Russia’s shaming in the eyes of the world is incomplete. Further appalling acts of violence are likely to follow. This is Vladimir Putin’s invasion, not one backed by any great national mood of belligerence among ordinary Russians. Yet he is committing war crimes in his motherland’s name.
Yesterday brought the most horrifying atrocity so far, in a fortnight of shocking developments. Russian forces bombed a maternity and children’s hospital in Mariupol – and this during a supposed ceasefire, too.
Most images from the hospital are too appalling to publish. Pregnant women are stretchered from the blast zone. The maternity wards are unrecognisable. Mothers
and children are apparently buried in the rubble.
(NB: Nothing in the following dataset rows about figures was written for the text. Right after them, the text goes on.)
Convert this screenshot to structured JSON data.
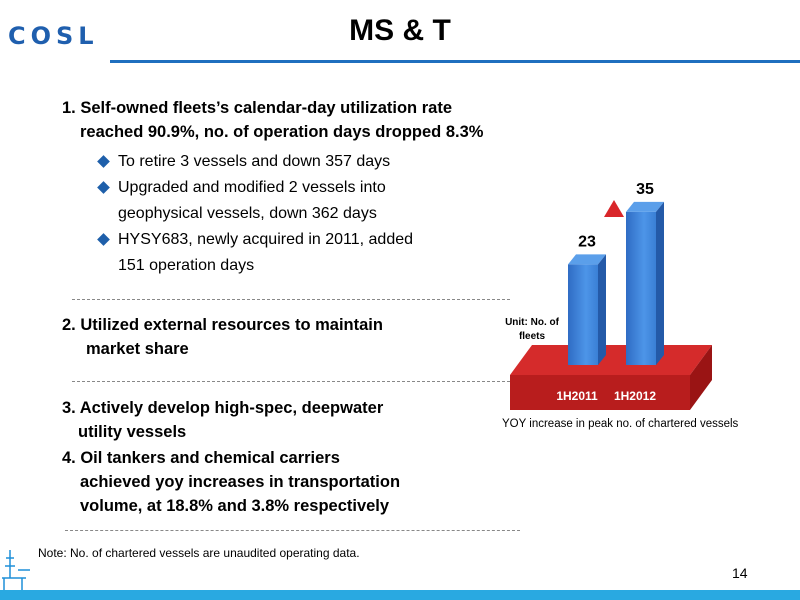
{
  "header": {
    "logo_text": "COSL",
    "title": "MS & T",
    "brand_color": "#1f5fae"
  },
  "section1": {
    "heading_line1": "1. Self-owned fleets’s calendar-day utilization rate",
    "heading_line2": "reached 90.9%, no. of operation days dropped 8.3%",
    "bullets": [
      {
        "line1": "To retire 3 vessels and down 357 days",
        "line2": ""
      },
      {
        "line1": "Upgraded and modified 2 vessels into",
        "line2": "geophysical vessels, down 362 days"
      },
      {
        "line1": "HYSY683, newly acquired in 2011, added",
        "line2": "151 operation days"
      }
    ]
  },
  "section2": {
    "number": "2.",
    "line1": "Utilized external resources to maintain",
    "line2": "market share"
  },
  "section3": {
    "line1": "3. Actively develop high-spec, deepwater",
    "line2": "utility vessels"
  },
  "section4": {
    "line1": "4. Oil tankers and chemical carriers",
    "line2": "achieved yoy increases in transportation",
    "line3": "volume, at 18.8% and 3.8% respectively"
  },
  "chart_data": {
    "type": "bar",
    "categories": [
      "1H2011",
      "1H2012"
    ],
    "values": [
      23,
      35
    ],
    "unit_label_line1": "Unit: No. of",
    "unit_label_line2": "fleets",
    "caption": "YOY  increase in peak no. of chartered vessels",
    "ylim": [
      0,
      40
    ],
    "bar_color": "#3a7fd5",
    "base_color": "#d52b2b",
    "arrow_color": "#d9262a"
  },
  "note": "Note: No. of  chartered vessels are unaudited operating data.",
  "page_number": "14",
  "icons": {
    "bullet": "diamond-bullet-icon",
    "rig": "oil-rig-icon",
    "up_arrow": "up-triangle-icon"
  }
}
Photographs capture the horror of this latest assault on humanity, and these images should have their day in court – the International Criminal Court in The Hague.
Welcome to Ukraine in March 2022. Even two weeks ago, newborn babies here could arrive in the world and be expected to enjoy peaceful and relatively prosperous lives, recognisable to 750 million people across Europe. Last night, Ukrainians were being buried in mass graves.
The Kremlin’s weapons-grade liar will deny indiscriminate bombing of hospitals, schools and homes. Smartphone evidence and news media prove otherwise.
Putin is unrepentant and unlikely to be diverted from increasingly brutal attacks on civilians, in his desperate attempts to salvage pride from this botched invasion.
Nato governments face an alarming choice: increase their interventions against a nuclear-armed tyrant, or sit back while thousands more are murdered.